Bedeutung der Verlobung

Die Verlobung ist das gegenseitige Versprechen zweier sich liebender Menschen zu heiraten. Der Entschluss sich zu verloben ist keine leichtfertige Entscheidung, auch wenn es kein rechtlich bindendes Hochzeitsversprechen ist. Mit der Verlobung beginnt die Probephase der Ehe. Man zeigt somit auch der Familie, dem Freundeskreis und dem Rest der Welt, dass man sich füreinander entschieden hat, dass es dem jungen Paar sehr ernst ist mit ihrer Beziehung zueinander und dass man sich auf die Hochzeit vorbereitet. In den letzten Jahrzehnten war die Verlobung eher verpönt, wurde als verstaubtes und überholtes Relikt aus der elterlichen Jugend angesehen. Doch seit einiger Zeit erlebt die Verlobung ein richtiges Revival. Gerade in Zeiten, in denen Beziehungen zum Teil sehr schnelllebig geworden, die wirtschaftlichen Verhältnisse schwierig sind und eine Finanzkrise von der nächsten Arbeitsmarktkatastrophe gejagt wird, besinnen sich viele junge Menschen auf familiäre Werte und schätzen die Sicherheit, die von dem festen Familiengefüge ausgeht. 
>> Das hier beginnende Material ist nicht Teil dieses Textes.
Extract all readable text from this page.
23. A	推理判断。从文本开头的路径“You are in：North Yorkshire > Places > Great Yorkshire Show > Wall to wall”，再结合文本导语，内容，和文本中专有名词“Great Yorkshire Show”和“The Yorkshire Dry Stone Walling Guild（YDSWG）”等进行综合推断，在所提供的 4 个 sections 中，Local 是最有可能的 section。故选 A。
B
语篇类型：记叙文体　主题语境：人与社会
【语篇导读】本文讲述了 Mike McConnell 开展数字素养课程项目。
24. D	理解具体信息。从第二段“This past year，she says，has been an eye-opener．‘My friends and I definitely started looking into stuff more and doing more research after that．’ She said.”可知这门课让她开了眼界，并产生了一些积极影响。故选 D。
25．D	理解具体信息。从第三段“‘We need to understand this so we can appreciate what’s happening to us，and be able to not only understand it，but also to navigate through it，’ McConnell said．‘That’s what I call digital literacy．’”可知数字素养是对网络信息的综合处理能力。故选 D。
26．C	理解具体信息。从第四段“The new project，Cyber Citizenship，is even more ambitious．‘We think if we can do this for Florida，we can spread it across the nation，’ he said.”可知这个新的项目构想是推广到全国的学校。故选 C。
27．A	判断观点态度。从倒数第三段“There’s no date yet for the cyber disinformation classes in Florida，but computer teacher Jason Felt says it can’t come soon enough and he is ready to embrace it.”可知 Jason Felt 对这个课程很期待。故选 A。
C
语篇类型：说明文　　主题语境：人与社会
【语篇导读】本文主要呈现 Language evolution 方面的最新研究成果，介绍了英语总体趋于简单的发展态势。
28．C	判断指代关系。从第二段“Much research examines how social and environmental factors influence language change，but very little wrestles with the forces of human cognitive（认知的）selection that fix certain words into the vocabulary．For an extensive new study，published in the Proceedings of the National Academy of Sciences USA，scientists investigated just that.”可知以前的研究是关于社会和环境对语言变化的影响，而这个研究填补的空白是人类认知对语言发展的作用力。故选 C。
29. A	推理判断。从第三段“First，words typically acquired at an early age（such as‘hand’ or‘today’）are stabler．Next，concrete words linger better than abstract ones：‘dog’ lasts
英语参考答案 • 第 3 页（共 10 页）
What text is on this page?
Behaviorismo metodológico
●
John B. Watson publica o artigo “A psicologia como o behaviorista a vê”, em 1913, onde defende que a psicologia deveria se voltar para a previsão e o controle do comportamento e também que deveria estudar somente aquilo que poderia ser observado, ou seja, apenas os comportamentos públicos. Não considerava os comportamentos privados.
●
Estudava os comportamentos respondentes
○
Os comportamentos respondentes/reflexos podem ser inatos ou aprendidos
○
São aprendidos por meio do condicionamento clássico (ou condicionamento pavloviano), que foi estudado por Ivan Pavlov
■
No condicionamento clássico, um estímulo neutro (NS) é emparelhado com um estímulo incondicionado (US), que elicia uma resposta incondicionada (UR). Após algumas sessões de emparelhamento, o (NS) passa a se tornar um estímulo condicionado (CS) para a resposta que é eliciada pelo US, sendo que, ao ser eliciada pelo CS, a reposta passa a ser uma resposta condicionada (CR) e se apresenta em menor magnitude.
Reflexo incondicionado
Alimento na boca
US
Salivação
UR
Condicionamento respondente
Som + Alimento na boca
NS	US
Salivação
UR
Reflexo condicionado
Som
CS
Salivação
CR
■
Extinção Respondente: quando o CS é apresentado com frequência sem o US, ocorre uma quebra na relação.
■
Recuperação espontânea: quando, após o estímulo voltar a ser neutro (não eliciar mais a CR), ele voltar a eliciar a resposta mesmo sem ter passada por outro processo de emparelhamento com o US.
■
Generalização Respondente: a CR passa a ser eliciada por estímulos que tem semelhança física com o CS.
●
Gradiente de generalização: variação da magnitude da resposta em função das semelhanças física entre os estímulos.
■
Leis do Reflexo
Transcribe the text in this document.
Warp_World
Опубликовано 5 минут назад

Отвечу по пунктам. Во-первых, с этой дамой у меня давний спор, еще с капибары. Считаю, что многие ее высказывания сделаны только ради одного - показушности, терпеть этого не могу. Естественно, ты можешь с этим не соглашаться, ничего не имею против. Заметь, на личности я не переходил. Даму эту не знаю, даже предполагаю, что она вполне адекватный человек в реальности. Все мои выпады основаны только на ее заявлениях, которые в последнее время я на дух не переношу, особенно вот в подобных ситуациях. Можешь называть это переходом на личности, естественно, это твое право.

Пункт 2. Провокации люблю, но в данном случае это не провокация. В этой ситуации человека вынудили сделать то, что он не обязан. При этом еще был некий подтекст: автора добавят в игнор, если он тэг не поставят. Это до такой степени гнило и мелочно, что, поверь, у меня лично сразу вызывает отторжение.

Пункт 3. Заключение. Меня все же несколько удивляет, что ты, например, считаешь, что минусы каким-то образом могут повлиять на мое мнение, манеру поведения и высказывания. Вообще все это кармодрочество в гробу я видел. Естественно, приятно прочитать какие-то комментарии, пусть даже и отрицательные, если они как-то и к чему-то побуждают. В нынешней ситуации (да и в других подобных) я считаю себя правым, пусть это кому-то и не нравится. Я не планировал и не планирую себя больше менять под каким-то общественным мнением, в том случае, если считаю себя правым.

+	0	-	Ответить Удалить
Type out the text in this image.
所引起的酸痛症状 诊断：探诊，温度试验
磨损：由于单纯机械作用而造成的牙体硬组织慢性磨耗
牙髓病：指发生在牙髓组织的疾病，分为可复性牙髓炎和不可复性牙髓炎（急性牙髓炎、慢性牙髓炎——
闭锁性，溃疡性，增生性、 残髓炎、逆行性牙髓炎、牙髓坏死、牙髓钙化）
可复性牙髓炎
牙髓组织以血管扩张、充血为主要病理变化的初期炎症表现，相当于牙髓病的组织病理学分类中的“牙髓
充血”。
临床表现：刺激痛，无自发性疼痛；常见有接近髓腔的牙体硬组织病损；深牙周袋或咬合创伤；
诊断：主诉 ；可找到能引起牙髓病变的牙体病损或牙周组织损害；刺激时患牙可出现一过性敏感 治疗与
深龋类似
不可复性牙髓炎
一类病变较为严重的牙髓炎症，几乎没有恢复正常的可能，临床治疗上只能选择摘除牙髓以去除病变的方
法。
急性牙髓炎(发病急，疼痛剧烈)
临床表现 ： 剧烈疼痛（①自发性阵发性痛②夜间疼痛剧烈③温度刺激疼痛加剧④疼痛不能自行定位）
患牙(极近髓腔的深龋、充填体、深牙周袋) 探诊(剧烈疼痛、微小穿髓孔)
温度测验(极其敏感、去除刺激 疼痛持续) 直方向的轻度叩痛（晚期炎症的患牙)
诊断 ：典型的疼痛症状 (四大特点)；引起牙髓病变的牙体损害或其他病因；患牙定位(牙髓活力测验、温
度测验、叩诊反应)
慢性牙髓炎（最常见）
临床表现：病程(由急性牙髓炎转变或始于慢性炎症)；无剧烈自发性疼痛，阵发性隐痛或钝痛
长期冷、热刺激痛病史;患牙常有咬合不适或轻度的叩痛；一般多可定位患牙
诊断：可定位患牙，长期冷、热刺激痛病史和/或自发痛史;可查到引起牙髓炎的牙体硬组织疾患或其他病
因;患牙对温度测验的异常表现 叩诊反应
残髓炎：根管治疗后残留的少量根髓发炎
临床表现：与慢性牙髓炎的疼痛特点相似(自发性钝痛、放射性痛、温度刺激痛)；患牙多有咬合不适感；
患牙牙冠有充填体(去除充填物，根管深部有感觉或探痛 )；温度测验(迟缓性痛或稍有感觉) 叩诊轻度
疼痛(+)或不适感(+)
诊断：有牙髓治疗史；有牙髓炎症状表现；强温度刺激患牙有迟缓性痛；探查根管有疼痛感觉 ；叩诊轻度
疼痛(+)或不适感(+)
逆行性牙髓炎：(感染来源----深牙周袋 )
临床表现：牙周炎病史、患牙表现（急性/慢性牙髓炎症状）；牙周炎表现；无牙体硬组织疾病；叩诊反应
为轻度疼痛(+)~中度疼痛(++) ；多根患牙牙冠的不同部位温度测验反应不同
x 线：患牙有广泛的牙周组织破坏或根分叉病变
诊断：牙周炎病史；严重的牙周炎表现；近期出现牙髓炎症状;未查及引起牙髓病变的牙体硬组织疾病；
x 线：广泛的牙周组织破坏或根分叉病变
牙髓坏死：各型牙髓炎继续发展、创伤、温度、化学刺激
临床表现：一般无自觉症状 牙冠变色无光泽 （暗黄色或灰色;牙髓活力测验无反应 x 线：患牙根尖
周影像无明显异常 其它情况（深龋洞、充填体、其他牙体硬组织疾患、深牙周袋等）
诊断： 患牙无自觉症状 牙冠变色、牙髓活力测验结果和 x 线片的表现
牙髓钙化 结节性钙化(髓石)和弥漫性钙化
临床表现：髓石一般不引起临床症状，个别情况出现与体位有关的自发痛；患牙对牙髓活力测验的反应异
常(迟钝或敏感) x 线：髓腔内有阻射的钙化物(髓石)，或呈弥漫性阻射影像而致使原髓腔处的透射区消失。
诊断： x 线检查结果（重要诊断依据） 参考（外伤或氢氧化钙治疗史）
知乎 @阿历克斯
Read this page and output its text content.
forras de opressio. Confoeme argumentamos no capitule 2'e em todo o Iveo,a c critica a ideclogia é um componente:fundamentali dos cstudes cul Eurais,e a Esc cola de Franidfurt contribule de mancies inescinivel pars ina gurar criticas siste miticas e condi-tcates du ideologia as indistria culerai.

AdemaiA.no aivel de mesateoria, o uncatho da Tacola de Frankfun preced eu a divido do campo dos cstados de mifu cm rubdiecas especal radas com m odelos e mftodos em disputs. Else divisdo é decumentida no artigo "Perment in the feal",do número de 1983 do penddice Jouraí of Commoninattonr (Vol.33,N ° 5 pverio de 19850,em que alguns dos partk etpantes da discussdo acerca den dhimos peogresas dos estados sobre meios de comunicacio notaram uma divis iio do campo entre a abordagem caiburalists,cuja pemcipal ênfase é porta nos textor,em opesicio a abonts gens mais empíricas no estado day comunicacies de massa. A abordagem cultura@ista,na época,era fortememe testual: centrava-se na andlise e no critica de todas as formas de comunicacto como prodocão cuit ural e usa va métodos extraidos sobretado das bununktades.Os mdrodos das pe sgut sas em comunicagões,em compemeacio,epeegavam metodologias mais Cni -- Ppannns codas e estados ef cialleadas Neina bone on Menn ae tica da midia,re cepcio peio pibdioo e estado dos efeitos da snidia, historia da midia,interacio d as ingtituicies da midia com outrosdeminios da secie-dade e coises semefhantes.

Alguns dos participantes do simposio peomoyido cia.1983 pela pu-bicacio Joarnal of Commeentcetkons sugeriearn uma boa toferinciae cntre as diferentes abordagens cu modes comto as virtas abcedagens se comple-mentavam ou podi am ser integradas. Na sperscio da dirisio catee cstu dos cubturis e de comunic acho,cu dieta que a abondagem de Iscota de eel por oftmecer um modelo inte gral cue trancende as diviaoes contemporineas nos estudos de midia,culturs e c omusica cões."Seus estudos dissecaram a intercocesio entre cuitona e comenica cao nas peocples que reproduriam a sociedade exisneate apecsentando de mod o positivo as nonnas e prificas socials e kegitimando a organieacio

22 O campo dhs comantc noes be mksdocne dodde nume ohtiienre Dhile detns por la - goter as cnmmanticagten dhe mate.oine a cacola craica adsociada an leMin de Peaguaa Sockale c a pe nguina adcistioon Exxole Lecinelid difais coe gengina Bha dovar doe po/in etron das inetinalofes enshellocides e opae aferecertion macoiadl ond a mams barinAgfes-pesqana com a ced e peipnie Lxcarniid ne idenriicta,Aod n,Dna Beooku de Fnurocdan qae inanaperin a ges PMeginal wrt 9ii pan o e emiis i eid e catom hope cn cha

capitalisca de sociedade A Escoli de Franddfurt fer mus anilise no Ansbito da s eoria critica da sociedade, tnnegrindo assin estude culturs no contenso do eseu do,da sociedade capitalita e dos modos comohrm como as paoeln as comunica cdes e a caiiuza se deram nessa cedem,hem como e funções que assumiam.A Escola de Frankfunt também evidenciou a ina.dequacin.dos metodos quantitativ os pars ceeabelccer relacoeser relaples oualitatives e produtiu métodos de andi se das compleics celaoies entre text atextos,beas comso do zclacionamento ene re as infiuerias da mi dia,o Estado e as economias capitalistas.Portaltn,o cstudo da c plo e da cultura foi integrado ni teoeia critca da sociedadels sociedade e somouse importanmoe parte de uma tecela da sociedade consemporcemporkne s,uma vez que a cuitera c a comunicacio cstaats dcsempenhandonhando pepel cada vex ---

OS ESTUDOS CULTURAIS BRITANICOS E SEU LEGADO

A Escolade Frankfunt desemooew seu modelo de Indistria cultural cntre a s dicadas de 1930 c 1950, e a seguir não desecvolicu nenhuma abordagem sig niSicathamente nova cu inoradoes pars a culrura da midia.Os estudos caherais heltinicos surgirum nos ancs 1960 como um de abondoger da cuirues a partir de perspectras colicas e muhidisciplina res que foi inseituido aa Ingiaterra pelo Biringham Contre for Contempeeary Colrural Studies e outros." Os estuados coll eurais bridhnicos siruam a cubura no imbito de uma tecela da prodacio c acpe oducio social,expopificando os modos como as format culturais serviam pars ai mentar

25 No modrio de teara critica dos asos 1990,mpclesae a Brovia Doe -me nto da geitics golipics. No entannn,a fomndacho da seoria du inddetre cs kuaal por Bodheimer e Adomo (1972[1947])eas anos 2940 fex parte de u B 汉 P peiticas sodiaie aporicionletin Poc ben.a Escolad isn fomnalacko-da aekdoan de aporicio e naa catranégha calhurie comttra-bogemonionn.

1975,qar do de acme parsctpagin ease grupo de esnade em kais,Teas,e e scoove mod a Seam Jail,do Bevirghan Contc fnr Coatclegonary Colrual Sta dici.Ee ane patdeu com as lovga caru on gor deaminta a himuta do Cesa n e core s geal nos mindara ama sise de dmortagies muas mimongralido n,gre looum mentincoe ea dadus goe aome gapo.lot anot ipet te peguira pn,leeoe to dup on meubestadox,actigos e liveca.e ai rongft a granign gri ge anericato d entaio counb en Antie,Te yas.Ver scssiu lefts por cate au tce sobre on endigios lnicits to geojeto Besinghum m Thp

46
In früheren Zeiten war eine Verlobung nicht ohne weiteres zu lösen. Es mussten schwerwiegende Gründe vorliegen, zum Beispiel Betrug oder Vielweiberei, damit die Verlobung gelöst werden konnte. Hatten die beiden Verlobten bereits vor der Hochzeit den Beischlaf praktiziert und wurde die Verlobung dann gelöst, war es das gesetzlich verankerte Recht der Braut, ein so genanntes „Kranzgeld“ vom Verlobten zu fordern, als Entschädigung für den Verlust ihrer Jungfräulichkeit und damit auch ihrem gesunkenen Ansehen. In damaligen Zeiten war es allgemeine gute Sitte, dass die Frau jungfräulich in die Ehe ging.  Der Begriff Kranzgeld leitet sich von dem alten Brauch ab, dass die jungfräuliche Braut einen Myrtenkranz bei ihrer Hochzeit trug – die nicht mehr ganz so unbescholtene Braut hingegen musste einen Strohkranz tragen. In der DDR wurde das Gesetz zur Regelung des Kranzgeldes bereist 1957 abgeschafft – in der Bundesrepublik, man höre und staune, erst am 4. Mai 1998. Die Paragraphen §§ 1297-1302 im BGB bestehen weiterhin. Dort ist u.a. festgelegt, dass bei Lösung einer Verlobung der Partner auf Herausgabe der während der Verlobungszeit gemachten Geschenke sowie auf Schadensersatz verklagt werden kann, wenn z.B. die eigene Wohnung gekündigt, das Hochzeitskleid bereits gekauft oder auch die Hochzeitsvorbereitungen schon vorfinanziert worden sind. Dies ist eine Ableitung des früher verlangten Kranzgeldes. Doch es gibt noch weitere offizielle Änderungen bei Bestehen einer Verlobung. Der / die Verlobte erlangt vor dem Gesetz den Status eines Angehörigen, was zum Beispiel bei Krankenhausaufenthalten des Partners oder auch vor Gericht von Vorteil sein kann.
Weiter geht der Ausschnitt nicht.